Most of us simply close our eyes to the aggressive perversions, the filth on television and social media, the spirit of disunity being promoted everywhere around us, and the misapplication of justice in our land. The churches, for their part, have responded with a deafening silence (even as Governor Gavin Newsom in California bans indoor church services, and before that, singing in churches).
Do we really think we’ll be able to throw somebody else under the bus when things fall apart?
As I was mulling over all of this, a close friend—and very influential in his own right—sent me a dated video of a senior Russian intelligence officer, Yuri Bezmenov, who had defected to the United States. Bezmenov described in detail a program of ideological subversion to undermine the United States and ultimately change our perception of reality. The program unfolded in four stages: demoralization (a long, carefully orchestrated plan to penetrate educational systems with leftist ideologies while not permitting counterarguments); destabilization (a two-to-five year period in which leftist-oriented violence using discontented domestic audiences—both my friend and I agree that we are currently in this phase); crisis (a very short, intense phase to topple existing institutions); and, finally a period of “normalization” and tutelage where many of yesterday’s dissidents will be eliminated. He insists we are involved in a systemic battle pitting a variety of enemies against a system of freedom, constitutional rights and economic capitalism. “This is what will happen in the US if you allow all the ‘smucks’ within the country to bring it to crisis.” This deterioration is accelerated by a lack of moral standards. The time bomb is ticking. What was his motive? In Bezmenov’s words, the U.S is the last bastion of freedom: “there is no place else to defect to.”
Is all this poppycock?
The pitiful warnings of an old dinosaur out of touch with the reality of social change?
Do none of the rest of you sense the urgency of the moment?
I told my students at the College of the Ozarks several months ago that we are at war and nobody seems to recognize it. And let me add a little tidbit: all of us who love this country, and the way of life we so cherish, are losing the battle because we are not engaging in the fight.
What we have witnessed over the last six months in this country, many of us who have served this country faithfully in war and in peacetime would have thought impossible.
I encourage each of you to love those closest to you as if there is no tomorrow.
Because, my friend, our tomorrows are disappearing.
And by all means, draw closer in relationship to the person of Jesus Christ.
… and brace yourselves for what is coming.
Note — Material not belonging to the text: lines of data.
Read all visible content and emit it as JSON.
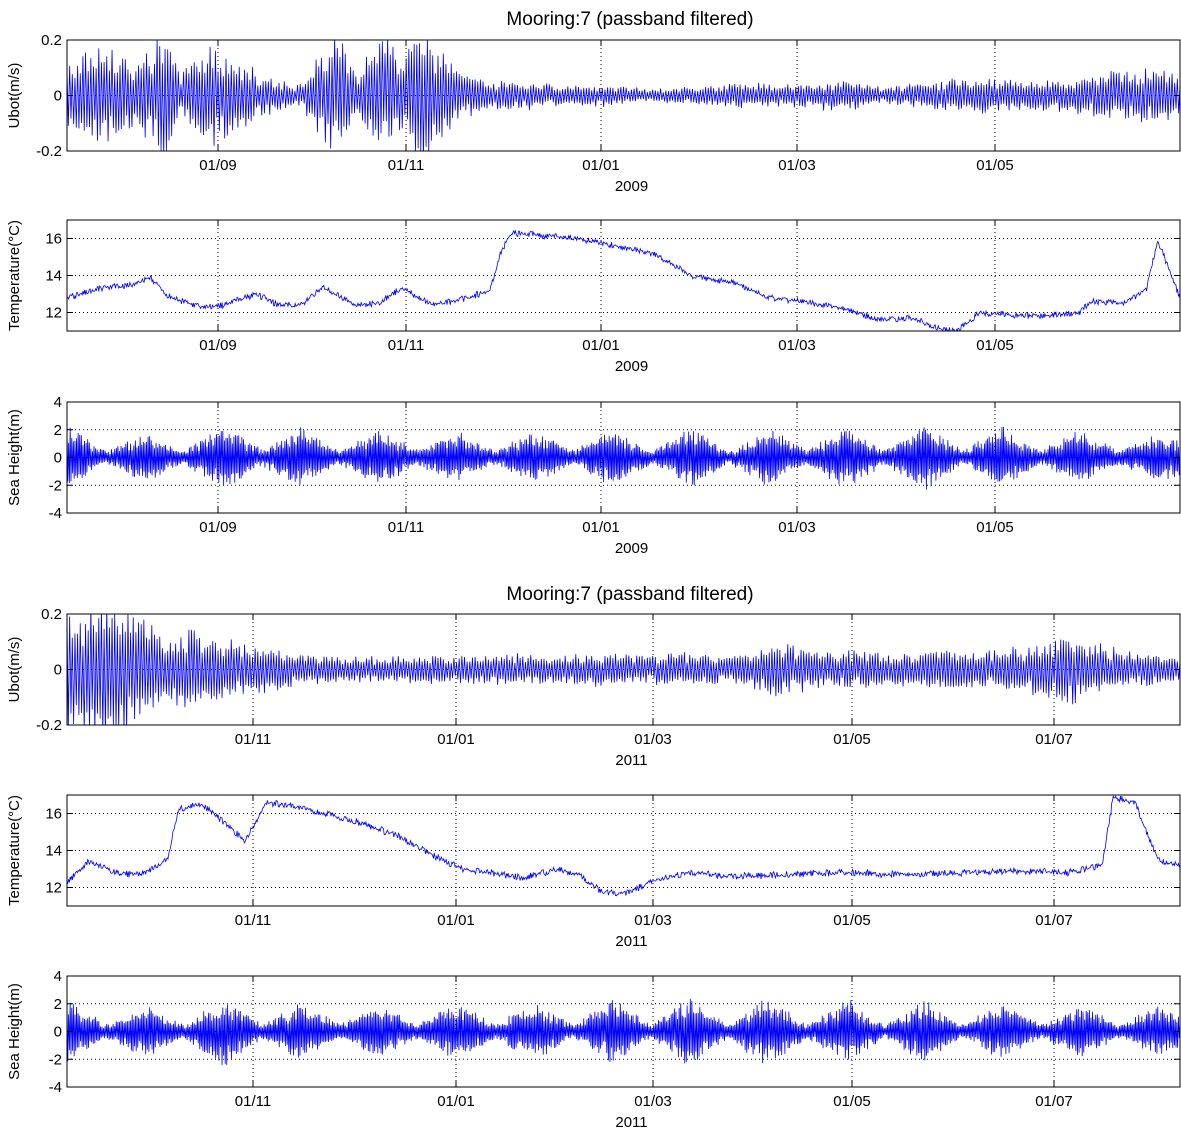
{
  "colors": {
    "series": "#0000ff",
    "axes": "#000000",
    "grid": "#000000",
    "background": "#ffffff"
  },
  "figure_title": "Mooring:7 (passband filtered)",
  "chart_data": [
    {
      "group": 0,
      "type": "line",
      "title": "Mooring:7 (passband filtered)",
      "xlabel": "2009",
      "ylabel": "Ubot(m/s)",
      "x_tick_labels": [
        "01/09",
        "01/11",
        "01/01",
        "01/03",
        "01/05"
      ],
      "ylim": [
        -0.2,
        0.2
      ],
      "y_ticks": [
        -0.2,
        0,
        0.2
      ],
      "y_tick_labels": [
        "-0.2",
        "0",
        "0.2"
      ],
      "grid": true,
      "series": [
        {
          "color": "#0000ff",
          "kind": "oscillation",
          "t": [
            0.0,
            0.035,
            0.06,
            0.09,
            0.1,
            0.13,
            0.15,
            0.19,
            0.21,
            0.24,
            0.26,
            0.28,
            0.3,
            0.32,
            0.35,
            0.38,
            0.41,
            0.45,
            0.48,
            0.52,
            0.56,
            0.6,
            0.66,
            0.7,
            0.73,
            0.77,
            0.8,
            0.83,
            0.87,
            0.91,
            0.95,
            0.98,
            1.0
          ],
          "envelope": [
            0.12,
            0.2,
            0.11,
            0.23,
            0.08,
            0.18,
            0.12,
            0.06,
            0.04,
            0.22,
            0.09,
            0.25,
            0.15,
            0.24,
            0.1,
            0.05,
            0.05,
            0.035,
            0.04,
            0.025,
            0.03,
            0.045,
            0.04,
            0.06,
            0.03,
            0.05,
            0.06,
            0.065,
            0.05,
            0.07,
            0.1,
            0.09,
            0.08
          ],
          "cycles": 420
        }
      ]
    },
    {
      "group": 0,
      "type": "line",
      "title": "",
      "xlabel": "2009",
      "ylabel": "Temperature(°C)",
      "x_tick_labels": [
        "01/09",
        "01/11",
        "01/01",
        "01/03",
        "01/05"
      ],
      "ylim": [
        11,
        17
      ],
      "y_ticks": [
        12,
        14,
        16
      ],
      "y_tick_labels": [
        "12",
        "14",
        "16"
      ],
      "grid": true,
      "series": [
        {
          "color": "#0000ff",
          "kind": "line",
          "x": [
            0.0,
            0.03,
            0.06,
            0.075,
            0.09,
            0.12,
            0.14,
            0.17,
            0.19,
            0.21,
            0.23,
            0.26,
            0.28,
            0.3,
            0.33,
            0.36,
            0.38,
            0.39,
            0.4,
            0.42,
            0.46,
            0.5,
            0.53,
            0.56,
            0.6,
            0.63,
            0.66,
            0.7,
            0.73,
            0.76,
            0.78,
            0.8,
            0.82,
            0.84,
            0.88,
            0.91,
            0.92,
            0.95,
            0.97,
            0.98,
            1.0
          ],
          "y": [
            12.8,
            13.3,
            13.5,
            13.9,
            12.9,
            12.3,
            12.4,
            13.0,
            12.4,
            12.4,
            13.4,
            12.4,
            12.5,
            13.3,
            12.4,
            12.8,
            13.2,
            15.3,
            16.3,
            16.2,
            16.0,
            15.5,
            15.1,
            14.0,
            13.6,
            12.8,
            12.6,
            12.2,
            11.6,
            11.7,
            11.2,
            11.0,
            12.0,
            11.9,
            11.8,
            12.0,
            12.6,
            12.5,
            13.3,
            15.9,
            12.8
          ],
          "noise": 0.18
        }
      ]
    },
    {
      "group": 0,
      "type": "line",
      "title": "",
      "xlabel": "2009",
      "ylabel": "Sea Height(m)",
      "x_tick_labels": [
        "01/09",
        "01/11",
        "01/01",
        "01/03",
        "01/05"
      ],
      "ylim": [
        -4,
        4
      ],
      "y_ticks": [
        -4,
        -2,
        0,
        2,
        4
      ],
      "y_tick_labels": [
        "-4",
        "-2",
        "0",
        "2",
        "4"
      ],
      "grid": true,
      "series": [
        {
          "color": "#0000ff",
          "kind": "oscillation",
          "t": [
            0.0,
            0.035,
            0.07,
            0.105,
            0.14,
            0.175,
            0.21,
            0.245,
            0.28,
            0.315,
            0.35,
            0.385,
            0.42,
            0.455,
            0.49,
            0.525,
            0.56,
            0.595,
            0.63,
            0.665,
            0.7,
            0.735,
            0.77,
            0.805,
            0.84,
            0.875,
            0.91,
            0.945,
            0.98,
            1.0
          ],
          "envelope": [
            2.3,
            0.5,
            1.7,
            0.5,
            2.3,
            0.6,
            2.2,
            0.5,
            1.9,
            0.6,
            1.8,
            0.5,
            1.8,
            0.5,
            2.0,
            0.5,
            2.1,
            0.4,
            2.1,
            0.5,
            2.3,
            0.5,
            2.4,
            0.5,
            2.1,
            0.5,
            1.9,
            0.5,
            1.7,
            1.3
          ],
          "cycles": 700
        }
      ]
    },
    {
      "group": 1,
      "type": "line",
      "title": "Mooring:7 (passband filtered)",
      "xlabel": "2011",
      "ylabel": "Ubot(m/s)",
      "x_tick_labels": [
        "01/11",
        "01/01",
        "01/03",
        "01/05",
        "01/07"
      ],
      "ylim": [
        -0.2,
        0.2
      ],
      "y_ticks": [
        -0.2,
        0,
        0.2
      ],
      "y_tick_labels": [
        "-0.2",
        "0",
        "0.2"
      ],
      "grid": true,
      "series": [
        {
          "color": "#0000ff",
          "kind": "oscillation",
          "t": [
            0.0,
            0.03,
            0.06,
            0.09,
            0.12,
            0.15,
            0.18,
            0.2,
            0.23,
            0.27,
            0.32,
            0.36,
            0.4,
            0.44,
            0.48,
            0.52,
            0.56,
            0.6,
            0.64,
            0.68,
            0.71,
            0.74,
            0.78,
            0.82,
            0.86,
            0.88,
            0.9,
            0.93,
            0.96,
            1.0
          ],
          "envelope": [
            0.2,
            0.25,
            0.2,
            0.12,
            0.14,
            0.1,
            0.08,
            0.06,
            0.05,
            0.045,
            0.05,
            0.05,
            0.055,
            0.05,
            0.06,
            0.05,
            0.06,
            0.05,
            0.1,
            0.06,
            0.07,
            0.06,
            0.07,
            0.07,
            0.08,
            0.1,
            0.12,
            0.09,
            0.06,
            0.04
          ],
          "cycles": 420
        }
      ]
    },
    {
      "group": 1,
      "type": "line",
      "title": "",
      "xlabel": "2011",
      "ylabel": "Temperature(°C)",
      "x_tick_labels": [
        "01/11",
        "01/01",
        "01/03",
        "01/05",
        "01/07"
      ],
      "ylim": [
        11,
        17
      ],
      "y_ticks": [
        12,
        14,
        16
      ],
      "y_tick_labels": [
        "12",
        "14",
        "16"
      ],
      "grid": true,
      "series": [
        {
          "color": "#0000ff",
          "kind": "line",
          "x": [
            0.0,
            0.02,
            0.05,
            0.07,
            0.09,
            0.1,
            0.12,
            0.14,
            0.16,
            0.18,
            0.2,
            0.23,
            0.27,
            0.3,
            0.33,
            0.36,
            0.38,
            0.41,
            0.44,
            0.46,
            0.48,
            0.5,
            0.53,
            0.56,
            0.6,
            0.65,
            0.7,
            0.75,
            0.8,
            0.85,
            0.9,
            0.93,
            0.94,
            0.96,
            0.98,
            1.0
          ],
          "y": [
            12.3,
            13.4,
            12.7,
            12.8,
            13.5,
            16.2,
            16.5,
            15.6,
            14.5,
            16.6,
            16.4,
            16.0,
            15.4,
            14.7,
            13.7,
            12.9,
            12.8,
            12.5,
            13.0,
            12.7,
            11.8,
            11.6,
            12.4,
            12.8,
            12.6,
            12.7,
            12.8,
            12.7,
            12.8,
            12.9,
            12.8,
            13.2,
            16.9,
            16.5,
            13.5,
            13.2
          ],
          "noise": 0.2
        }
      ]
    },
    {
      "group": 1,
      "type": "line",
      "title": "",
      "xlabel": "2011",
      "ylabel": "Sea Height(m)",
      "x_tick_labels": [
        "01/11",
        "01/01",
        "01/03",
        "01/05",
        "01/07"
      ],
      "ylim": [
        -4,
        4
      ],
      "y_ticks": [
        -4,
        -2,
        0,
        2,
        4
      ],
      "y_tick_labels": [
        "-4",
        "-2",
        "0",
        "2",
        "4"
      ],
      "grid": true,
      "series": [
        {
          "color": "#0000ff",
          "kind": "oscillation",
          "t": [
            0.0,
            0.035,
            0.07,
            0.105,
            0.14,
            0.175,
            0.21,
            0.245,
            0.28,
            0.315,
            0.35,
            0.385,
            0.42,
            0.455,
            0.49,
            0.525,
            0.56,
            0.595,
            0.63,
            0.665,
            0.7,
            0.735,
            0.77,
            0.805,
            0.84,
            0.875,
            0.91,
            0.945,
            0.98,
            1.0
          ],
          "envelope": [
            2.3,
            0.5,
            1.8,
            0.5,
            2.5,
            0.5,
            2.1,
            0.5,
            1.9,
            0.5,
            2.0,
            0.5,
            2.1,
            0.5,
            2.3,
            0.5,
            2.4,
            0.5,
            2.5,
            0.5,
            2.3,
            0.5,
            2.2,
            0.5,
            2.0,
            0.5,
            1.9,
            0.5,
            1.8,
            1.2
          ],
          "cycles": 700
        }
      ]
    }
  ]
}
Our pastor closed his message (on the Sermon on the Mount) this past Sunday with a quote from the noted Anglican theologian John Robert Stott (1921-2011). I will paraphrase what he said and hope I capture the essence of the quote:

When the house is dark, empty and cold … we don’t blame the house.
We ask: “Where is the light?”

When the meat starts to turn bad because of a natural decaying process … we don’t blame the meat.
Instead we ask: “Where is the salt?”

When the culture around us turns evil because of human sin … we don’t blame society.
Rather we ask: “Where is the church?”